Vu la requête inscrite sous le numéro 16001 du rôle et déposée au greffe du tribunal administratif le 17 février 2003 par Maître Ardavan FATHOLAHZADEH, avocat à la Cour, inscrit au tableau de l’Ordre des avocats à Luxembourg, au nom de Monsieur …, né le … et de son épouse, Madame …, née le… , agissant tant en leur nom personnel, qu’en celui de leurs enfants mineurs …, … et …, tous de nationalité bosniaque, demeurant actuellement à L- … , tendant à la réformation d’une décision du ministre de la Justice du 21 novembre 2002, rejetant leur demande en reconnaissance du statut de réfugié comme n’étant pas fondée, ainsi que d’une décision confirmative dudit ministre du 13 janvier 2003 intervenue suite à un recours gracieux par eux introduit en date du 9 janvier 2003 ;

Vu le mémoire en réponse du délégué du Gouvernement déposé au greffe du tribunal administratif le 12 mai 2003 ;

Vu les pièces versées en cause et notamment la décision entreprise ;

Ouï le juge-rapporteur en son rapport, ainsi que Maître Ardavan FATHOLAHZADEH et Monsieur le délégué du Gouvernement Gilles ROTH en leurs plaidoiries respectives à l’audience publique du 7 juillet 2003.

Le 9 septembre 2002, les époux … et …, agissant tant en leur nom personnel, qu’en celui de leurs enfants mineurs …, … et … …, introduisirent une demande en reconnaissance du statut de réfugié au sens de la Convention de Genève relative au statut des réfugiés, signée à Genève le 28 juillet 1951 et approuvée par une loi du 20 mai 1953, et du Protocole relatif au statut des réfugiés, fait à New York, le 31 janvier 1967, approuvé par règlement grand-ducal du 6 janvier 1971, l’ensemble de ces dispositions étant ci-après dénommé « la Convention de Genève ».

Le même jour, les époux …-… furent entendus par un agent du service de police judiciaire, section police des étrangers et des jeux, de la police grand-ducale, sur leur identité et sur l’itinéraire suivi pour venir au Luxembourg.

Le 25 octobre 2002, ils furent entendus en outre séparément par un agent du ministère de la Justice sur leur situation et sur les motifs à la base de leur demande en reconnaissance du statut de réfugié.

Par décision du 21 novembre 2002, leur notifiée le 10 décembre 2002, le ministre de la Justice les informa que leur demande avait été refusée au motif que la situation actuelle en Bosnie-Herzégovine serait telle que les Serbes ne sauraient plus à l’heure actuelle être considérés comme des agents de persécution au sens de la Convention de Genève et que, même à supposer les persécutions par eux alléguées établies, il ne résulterait pas de leur dossier qu’il leur aurait été impossible de s’établir dans une autre partie de leur pays et de profiter d’une possibilité de fuite interne.

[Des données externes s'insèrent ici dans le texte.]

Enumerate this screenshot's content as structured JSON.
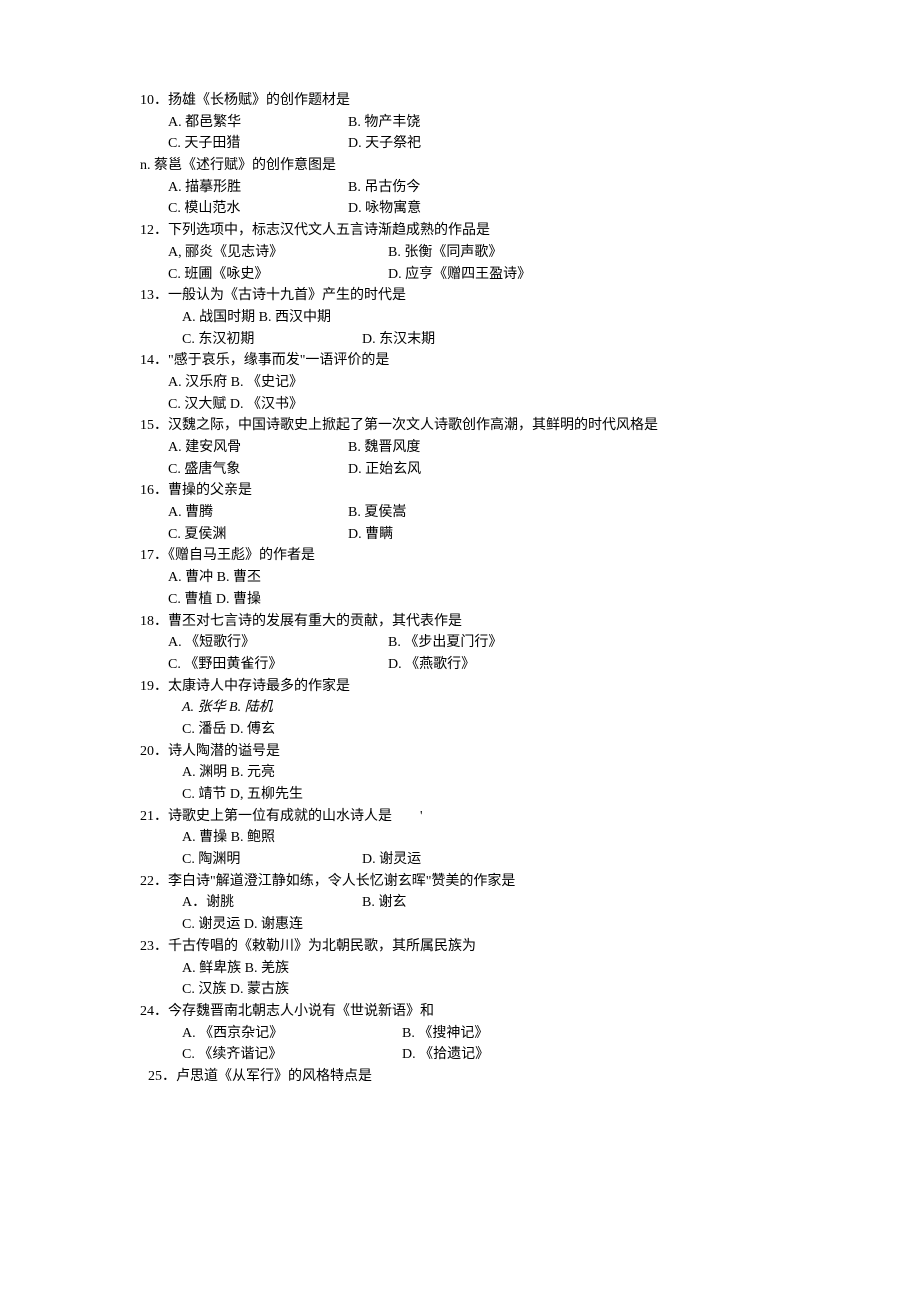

Le recours gracieux introduit par courrier de leur mandataire datant du 9 janvier 2003 s’étant soldé par une décision confirmative du ministre datant du 13 janvier 2003, les époux …-… ont fait introduire un recours contentieux à l’encontre des décisions ministérielles prévisées des 21 novembre 2002 et 13 janvier 2003 par requête déposée en date du 17 février 2003.

Etant donné que l’article 12 de la loi modifiée du 3 avril 1996 portant création 1) d’une procédure relative à l’examen d’une demande d’asile ; 2) d’un régime de protection temporaire prévoit un recours en réformation en matière de demandes d’asile déclarées non fondées, seule une demande en réformation a pu être dirigée contre les décisions ministérielles critiquées.

Le recours en réformation est recevable pour avoir été introduit dans les formes et délai de la loi.

A l’appui de leur recours, les demandeurs font valoir que leur départ depuis leur pays d’origine aurait été motivé notamment par le fait que l’ensemble de leur famille aurait fait l’objet de menaces par les autorités serbes dans différents domaines et ce uniquement en raison de leur appartenance à une minorité ethnique, qu’ils auraient résidé dans la ville de Srebrenik, laquelle, suite à la signature des accords de Dayton en 1995, serait passée sous l’administration de la République Srpska et que partant le retour dans leur pays d’origine demeurerait en l’état actuel quasiment impossible. Les demandeurs font état à cet égard d’un viol dont Madame … aurait été victime en 2002, ainsi que de menaces directes émanant de voisins serbes pour illustrer que la minorité des Bosniaques ne serait pas tolérée sur le territoire en question. Ils signalent en outre avoir demandé à travers leur recours gracieux un complément d’instruction afin de clarifier la situation des Bosniaques en République Srpska, ainsi que d’évaluer le risque de persécution dans leur chef en cas de retour dans leur pays d’origine.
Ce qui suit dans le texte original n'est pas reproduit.